OH what a week

June 06, 2008 22:40

Unless you've been on an internet free vacation or exceptionally drugged for the last week, you might have noticed the site was down. No, there was nothing wrong with your internet. The problem was my server. Or more specifically, the building in which the server is housed. My hosting provider suffered a minor explosion in the building. A tiny little incident in the electrical room where that small insignficiant transformer exploded and took out only three walls in the process. For reasons that will never be fully explained, the fire department decided that the explosion and resulting fire were sufficiently good reasons to not immediately activate the backup generators in the building... because the power infrastructure might have been damaged... and they wanted to wait until things were inspected before turning the juice (temporary at that) back on... but hey.. what do they know.. right? :)

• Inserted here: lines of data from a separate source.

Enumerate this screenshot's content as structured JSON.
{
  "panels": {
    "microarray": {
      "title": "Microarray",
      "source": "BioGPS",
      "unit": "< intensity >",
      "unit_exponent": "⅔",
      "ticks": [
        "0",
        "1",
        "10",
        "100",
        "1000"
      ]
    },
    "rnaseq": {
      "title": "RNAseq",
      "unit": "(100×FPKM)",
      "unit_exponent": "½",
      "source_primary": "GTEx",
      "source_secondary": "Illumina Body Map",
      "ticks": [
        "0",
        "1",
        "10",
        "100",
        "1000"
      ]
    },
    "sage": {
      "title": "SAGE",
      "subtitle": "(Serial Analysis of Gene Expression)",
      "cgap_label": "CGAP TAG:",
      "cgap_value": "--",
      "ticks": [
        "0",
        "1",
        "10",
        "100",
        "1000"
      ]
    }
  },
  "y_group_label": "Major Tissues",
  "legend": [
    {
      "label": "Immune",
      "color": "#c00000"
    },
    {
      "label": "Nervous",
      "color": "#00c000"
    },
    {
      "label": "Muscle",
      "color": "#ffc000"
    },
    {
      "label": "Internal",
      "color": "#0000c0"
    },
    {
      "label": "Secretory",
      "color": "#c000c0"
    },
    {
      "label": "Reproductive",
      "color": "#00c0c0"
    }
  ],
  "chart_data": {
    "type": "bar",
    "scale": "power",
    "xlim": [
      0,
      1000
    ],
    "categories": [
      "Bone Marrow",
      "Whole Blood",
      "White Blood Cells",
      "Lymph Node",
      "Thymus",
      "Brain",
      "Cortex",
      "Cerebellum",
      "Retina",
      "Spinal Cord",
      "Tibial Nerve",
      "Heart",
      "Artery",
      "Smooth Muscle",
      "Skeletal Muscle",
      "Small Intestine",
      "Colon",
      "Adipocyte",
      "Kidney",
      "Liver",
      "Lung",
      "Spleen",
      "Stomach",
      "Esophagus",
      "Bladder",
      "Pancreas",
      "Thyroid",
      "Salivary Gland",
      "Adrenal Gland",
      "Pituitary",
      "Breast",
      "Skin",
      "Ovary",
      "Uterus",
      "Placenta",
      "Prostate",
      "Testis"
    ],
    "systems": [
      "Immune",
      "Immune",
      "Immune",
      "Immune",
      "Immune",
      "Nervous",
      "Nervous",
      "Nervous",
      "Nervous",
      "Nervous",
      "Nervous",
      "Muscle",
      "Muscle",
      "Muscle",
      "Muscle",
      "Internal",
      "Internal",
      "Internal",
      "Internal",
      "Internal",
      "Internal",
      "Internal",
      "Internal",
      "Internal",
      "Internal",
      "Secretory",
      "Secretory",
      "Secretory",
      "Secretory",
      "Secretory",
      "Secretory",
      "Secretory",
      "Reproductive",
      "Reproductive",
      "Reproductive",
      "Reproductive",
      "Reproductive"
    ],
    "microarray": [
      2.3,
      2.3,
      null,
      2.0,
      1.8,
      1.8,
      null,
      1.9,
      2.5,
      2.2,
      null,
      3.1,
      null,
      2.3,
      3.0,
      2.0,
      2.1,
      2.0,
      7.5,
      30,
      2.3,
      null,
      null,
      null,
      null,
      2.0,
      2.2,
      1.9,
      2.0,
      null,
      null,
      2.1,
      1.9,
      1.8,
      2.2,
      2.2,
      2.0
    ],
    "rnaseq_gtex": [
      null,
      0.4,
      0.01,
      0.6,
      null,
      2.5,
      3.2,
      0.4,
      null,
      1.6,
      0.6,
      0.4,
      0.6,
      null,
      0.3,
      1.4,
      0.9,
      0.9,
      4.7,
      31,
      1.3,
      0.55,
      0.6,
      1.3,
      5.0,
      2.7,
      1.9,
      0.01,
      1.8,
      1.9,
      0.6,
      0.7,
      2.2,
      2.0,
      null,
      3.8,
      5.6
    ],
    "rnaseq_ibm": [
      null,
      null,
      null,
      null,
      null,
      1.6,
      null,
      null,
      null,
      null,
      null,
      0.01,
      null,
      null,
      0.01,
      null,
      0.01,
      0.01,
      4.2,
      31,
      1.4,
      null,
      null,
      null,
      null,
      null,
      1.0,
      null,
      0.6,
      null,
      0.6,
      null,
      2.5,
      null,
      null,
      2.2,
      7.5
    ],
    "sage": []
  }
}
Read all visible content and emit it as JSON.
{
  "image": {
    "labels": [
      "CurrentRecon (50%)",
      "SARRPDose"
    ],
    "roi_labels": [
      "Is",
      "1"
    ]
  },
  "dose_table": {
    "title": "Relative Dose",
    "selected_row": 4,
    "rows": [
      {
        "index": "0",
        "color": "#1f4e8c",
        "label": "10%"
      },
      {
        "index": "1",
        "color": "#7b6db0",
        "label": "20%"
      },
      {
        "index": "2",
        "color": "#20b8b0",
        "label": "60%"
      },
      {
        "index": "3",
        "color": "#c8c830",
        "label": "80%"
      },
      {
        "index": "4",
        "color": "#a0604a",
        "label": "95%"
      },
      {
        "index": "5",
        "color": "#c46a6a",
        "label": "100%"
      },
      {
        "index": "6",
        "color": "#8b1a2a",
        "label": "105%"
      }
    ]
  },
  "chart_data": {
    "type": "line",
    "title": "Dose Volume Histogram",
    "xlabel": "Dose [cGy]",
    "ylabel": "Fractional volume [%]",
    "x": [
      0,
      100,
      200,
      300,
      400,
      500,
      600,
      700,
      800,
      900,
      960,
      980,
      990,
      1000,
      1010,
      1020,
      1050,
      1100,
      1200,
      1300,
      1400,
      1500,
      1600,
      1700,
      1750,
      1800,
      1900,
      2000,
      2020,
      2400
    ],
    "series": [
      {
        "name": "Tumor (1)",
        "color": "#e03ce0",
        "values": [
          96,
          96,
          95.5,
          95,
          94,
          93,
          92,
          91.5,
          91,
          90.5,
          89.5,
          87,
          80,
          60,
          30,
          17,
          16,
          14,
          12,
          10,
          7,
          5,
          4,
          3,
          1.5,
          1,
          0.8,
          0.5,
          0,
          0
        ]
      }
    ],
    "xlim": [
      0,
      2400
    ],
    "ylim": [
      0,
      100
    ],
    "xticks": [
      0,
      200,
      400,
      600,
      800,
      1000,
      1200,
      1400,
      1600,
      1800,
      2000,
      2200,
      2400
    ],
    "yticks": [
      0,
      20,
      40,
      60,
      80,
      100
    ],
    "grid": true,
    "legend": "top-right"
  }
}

So fine.. it takes a day before they can begin to power the building back up, using portable (and permanant) temporary generators. While the second floor of the building was up and running fairly quickly (in like 30 hours or so), the first floor was in far worse shape electrically. Yes, this is where my server is located. It took them a couple extra days to restore power to that part of the building, and encountered some sanfus with the generators they were using. Apparently, 2 megawatt generators are both hard to come by, and complicated machines that are prone to various problems.

Very well, they get power back to the servers. They then start booting them up. This takes a couple more days. At some point, I realize my server hasn't come up yet. It is eventually determined that my server won't boot and will require an OS reload. That was part of today's project. In any event, we're back.

I have purchased a second server at another datacenter in another city which will at first keep a daily updated copy of this server, such that in the event something major like this happens again, or even if it's something simple and stupid like the site crashing (which happens far too often in and of itself).... I'll be able to keep the site going. Eventually I hope to load balance the site so that both servers handle a share of the load, and either can backup for the other should one of them go down. This will take a while to get working, as it will require some rather major changes to some of my software to do live syncs over the internet. More to come later.